Course material 2010–11

Computer Graphics and Image Processing

Lecturers: Professor N.A. Dodgson and Professor P. Robinson

No. of lectures: 16

Prerequisite courses: Algorithms, Mathematical Methods for Computer Science (for one lecture of Image Processing part of the course)

This course is a prerequisite for Advanced Graphics (Part II).


To introduce the necessary background, the basic algorithms, and the applications of computer graphics and image processing. A large proportion of the course considers the design and optimisation of algorithms, so can be considered a practical application of the lessons learnt in the Algorithms course.

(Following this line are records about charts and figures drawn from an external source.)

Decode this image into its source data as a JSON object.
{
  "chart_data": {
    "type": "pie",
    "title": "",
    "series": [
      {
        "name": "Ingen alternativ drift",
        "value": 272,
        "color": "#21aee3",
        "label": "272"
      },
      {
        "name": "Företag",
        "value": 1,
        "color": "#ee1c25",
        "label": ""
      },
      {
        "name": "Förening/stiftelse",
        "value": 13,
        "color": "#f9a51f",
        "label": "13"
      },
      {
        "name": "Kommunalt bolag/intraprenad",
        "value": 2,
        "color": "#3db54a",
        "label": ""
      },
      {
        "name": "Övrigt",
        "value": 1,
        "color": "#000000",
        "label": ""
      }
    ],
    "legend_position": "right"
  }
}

  • Background. What is an image? What are computer graphics, image processing, and computer vision? How do they relate to one another? Image capture. Image display. Human vision. Resolution and quantisation. Colour and colour spaces. Storage of images in memory, and double buffering. Display devices: the inner workings of CRTs, LCDs, and printers. [3 lectures]

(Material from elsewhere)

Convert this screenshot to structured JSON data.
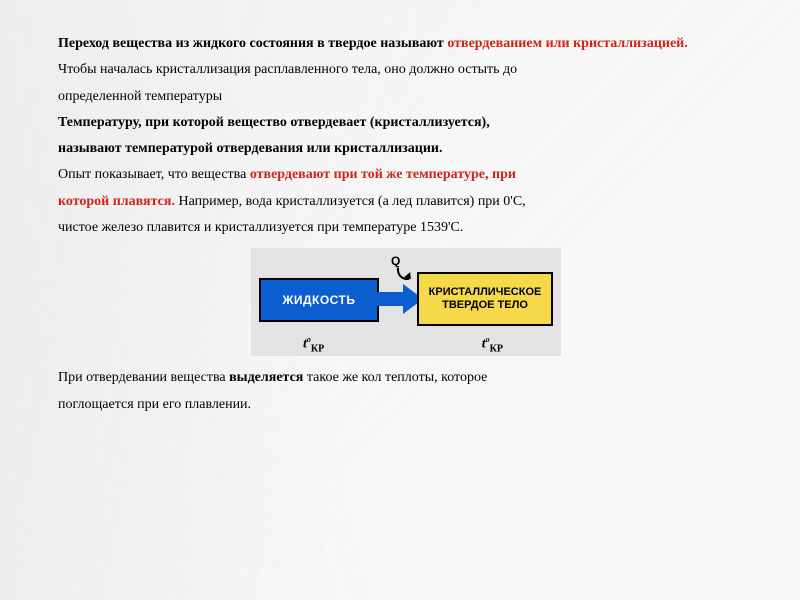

  • 2D Computer graphics. Drawing a straight line. Drawing circles and ellipses. Cubic curves: specification and drawing. Clipping lines. Filling polygons. Clipping polygons. 2D transformations, vectors and matrices, homogeneous co-ordinates. Uses of 2D graphics: HCI, typesetting, graphic design. [5 lectures]

  • 3D Computer graphics. Projection: orthographic and perspective. 3D transforms and matrices. 3D clipping. 3D curves. 3D scan conversion. z-buffer. A-buffer. Ray tracing. Lighting: theory, flat shading, Gouraud, Phong. Texture mapping. [5 lectures]

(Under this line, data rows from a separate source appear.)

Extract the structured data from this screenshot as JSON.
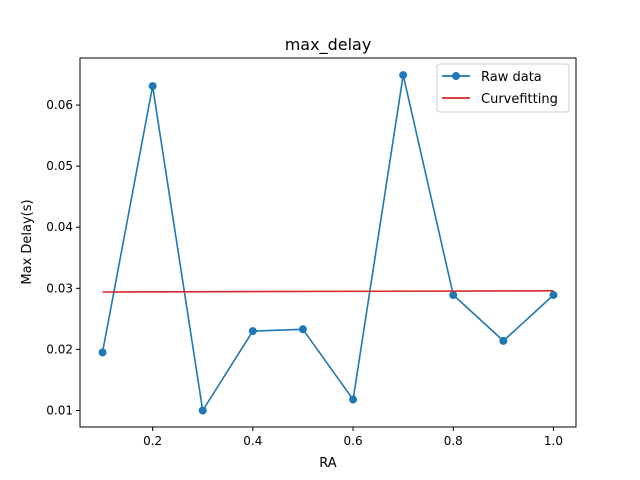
{
  "chart_data": {
    "type": "line",
    "title": "max_delay",
    "xlabel": "RA",
    "ylabel": "Max Delay(s)",
    "xlim": [
      0.055,
      1.045
    ],
    "ylim": [
      0.0073,
      0.0677
    ],
    "x_ticks": [
      0.2,
      0.4,
      0.6,
      0.8,
      1.0
    ],
    "x_tick_labels": [
      "0.2",
      "0.4",
      "0.6",
      "0.8",
      "1.0"
    ],
    "y_ticks": [
      0.01,
      0.02,
      0.03,
      0.04,
      0.05,
      0.06
    ],
    "y_tick_labels": [
      "0.01",
      "0.02",
      "0.03",
      "0.04",
      "0.05",
      "0.06"
    ],
    "grid": false,
    "legend_position": "top-right",
    "series": [
      {
        "name": "Raw data",
        "style": "line-with-markers",
        "color": "#1f77b4",
        "x": [
          0.1,
          0.2,
          0.3,
          0.4,
          0.5,
          0.6,
          0.7,
          0.8,
          0.9,
          1.0
        ],
        "y": [
          0.0195,
          0.0631,
          0.01,
          0.023,
          0.0233,
          0.0118,
          0.0649,
          0.0289,
          0.0214,
          0.0289
        ]
      },
      {
        "name": "Curvefitting",
        "style": "line",
        "color": "#d62728",
        "x": [
          0.1,
          1.0
        ],
        "y": [
          0.0294,
          0.0296
        ]
      }
    ]
  }
}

  • Image processing. Operations on images: filtering, point processing, compositing. Halftoning and dithering, error diffusion. Encoding and compression: difference encoding, predictive, run length, transform encoding (including JPEG). [3 lectures]


At the end of the course students should be able to

  • explain the basic function of the human eye and how this impinges on resolution, quantisation, and colour representation for digital images; describe a number of colour spaces and their relative merits; explain the workings of cathode ray tubes, liquid crystal displays, and laser printers;

  • describe and explain the following algorithms: Bresenham’s line drawing, mid-point line drawing, mid-point circle drawing, Bezier cubic drawing, Douglas and Pucker’s line chain simplification, Cohen-Sutherland line clipping, scanline polygon fill, Sutherland-Hodgman polygon clipping, depth sort, binary space partition tree, z-buffer, A-buffer, ray tracing, error diffusion;

  • use matrices and homogeneous coordinates to represent and perform 2D and 3D transformations; understand and use 3D to 2D projection, the viewing volume, and 3D clipping;

  • understand Bezier curves and patches; understand sampling and super-sampling issues; understand lighting techniques and how they are applied to both polygon scan conversion and ray tracing; understand texture mapping;

  • explain how to use filters, point processing, and arithmetic operations in image processing and describe a number of examples of the use of each; explain how halftoning, ordered dither, and error diffusion work; understand and be able to explain image compression and the workings of a number of compression techniques.

Recommended reading

* Foley, J.D., van Dam, A., Feiner, S.K. & Hughes, J.F. (1990). Computer graphics: principles and practice. Addison-Wesley (2nd ed.).
Gonzalez, R.C. & Woods, R.E. (1992). Digital image processing. Addison-Wesley. [Gonzalez, R.C. & Wintz, P. (1977). Digital image processing is the earlier edition and is almost as useful.]
* Slater, M., Steed, A. & Chrysanthou, Y. (2002). Computer graphics and virtual environments: from realism to real-time. Addison-Wesley.